Convert PDF to HTML / SVG using PDFNet

Aaron_Gravesdale · April 1, 2011, 7:20pm

Q: I have spent two days going through the .Net version of the pdf
control and am looking at using it but I have a couple of questions.

Basically we are looking at the quickest way to export from PDF to
HTML and or SVG (pdftron.PDF.Convert.ToSvg()).

There is a GPL app that exports to html (pdftohtml) though that does a
better job with the html than the sample you provide though because of
the following issues.

- Is there any way to try get it to add a div or span around each
line rather than each word.
- If not, Is there a better sample to just extract the images and
shapes (For the background image) and just extract the text which I
can the run through pdftohtml. That removes the fonts though. Well use
css3 to register the exact same fonts.
- How do we remove the clipping etc from pdf's sent to print. It has
markers but I can't find a way to remove these. I have attached a
sample. Is there a way to apply a consistent clip. Keep in mind though
that not all pages have these. No idea why. So I basically want to
clip them all to get a standard size.

- Also is there a way to downgrade a pdf version if need be.
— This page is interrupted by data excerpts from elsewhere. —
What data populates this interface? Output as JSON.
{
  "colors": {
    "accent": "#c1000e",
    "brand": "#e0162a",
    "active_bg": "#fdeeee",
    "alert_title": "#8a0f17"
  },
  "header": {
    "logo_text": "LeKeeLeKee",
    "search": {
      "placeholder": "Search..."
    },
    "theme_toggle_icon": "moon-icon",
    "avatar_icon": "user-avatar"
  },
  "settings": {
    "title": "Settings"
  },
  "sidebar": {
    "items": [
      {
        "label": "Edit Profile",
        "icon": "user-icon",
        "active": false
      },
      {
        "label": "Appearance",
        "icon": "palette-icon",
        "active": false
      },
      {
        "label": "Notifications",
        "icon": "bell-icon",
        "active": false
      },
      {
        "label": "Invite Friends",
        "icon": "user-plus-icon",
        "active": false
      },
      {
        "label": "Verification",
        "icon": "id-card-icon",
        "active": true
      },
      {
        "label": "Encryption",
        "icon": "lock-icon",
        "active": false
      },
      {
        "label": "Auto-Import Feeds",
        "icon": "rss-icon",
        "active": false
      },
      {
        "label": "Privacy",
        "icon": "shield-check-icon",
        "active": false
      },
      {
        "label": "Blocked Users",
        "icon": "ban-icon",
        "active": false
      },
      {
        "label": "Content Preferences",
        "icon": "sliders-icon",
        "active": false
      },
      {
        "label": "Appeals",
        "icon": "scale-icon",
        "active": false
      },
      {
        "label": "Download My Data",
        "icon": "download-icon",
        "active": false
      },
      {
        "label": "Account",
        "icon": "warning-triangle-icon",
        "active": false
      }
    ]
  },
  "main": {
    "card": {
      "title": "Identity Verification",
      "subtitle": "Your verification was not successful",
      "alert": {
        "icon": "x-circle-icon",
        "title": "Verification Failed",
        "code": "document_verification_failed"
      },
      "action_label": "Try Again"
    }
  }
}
I.e. 1.6
to 1.5.

- Finally do you offer consulting for stuff we can't work out. These
publishers do some strange stuff that doesn't export to html well.
--------------

A: The main purpose of PDF to HTML sample (http://www.pdftron.com/
pdfnet/samplecode.html#Html2Pdf) is to illustrate the use of PDFNet
content extraction API and less as a production quality PDF to HTML
converter.

Is there any way to try get it to add a div or span around
each line rather than each word.

Yes, definitely. We provide all the source code so you can tweak it as
required. Adding a div/span around each line shouldn't be a problem.

just extract the images and shapes (For the background image) and just extract
the text which I can the run through pdftohtml. That removes the fonts though.

Yes, this is also possible. You can simply comment-out all lines that
output text in PDF to HTML.

How do we remove the clipping etc from pdf's sent to print. It has markers
but I can't find a way to remove these.

Probably the simple option is to adjust the size of the crop-box based
on the trim box (i.e. page.SetCropBox(page.GetBox(Page.Box.e_trim))).

In case there is no reliable trim box you could physically remove
content from the page (if you can somehow recognize the markers) as
shown in ElementEdti sample (Document Processing Technology for Developers | Apryse, Formerly Known as PDFTron
samplecode.html#ElementEdit).

Also is there a way to downgrade a pdf version if need be. I.e. 1.6 to 1.5.

You could use PDFNet to implement this type of functionality (e.g.
pdftron.PDF.PDFA.PDFAComplinace can downgrade to PDF 1.4) however
there is no generic function to do this.

Finally do you offer consulting for stuff we can't work out. These
publishers do some strange stuff that doesn't export to html well.

Definitely, PDFTron offers consulting services and we have a large
portfolio of very happy clients (http://www.pdftron.com/whypdftron/
testimonials.html).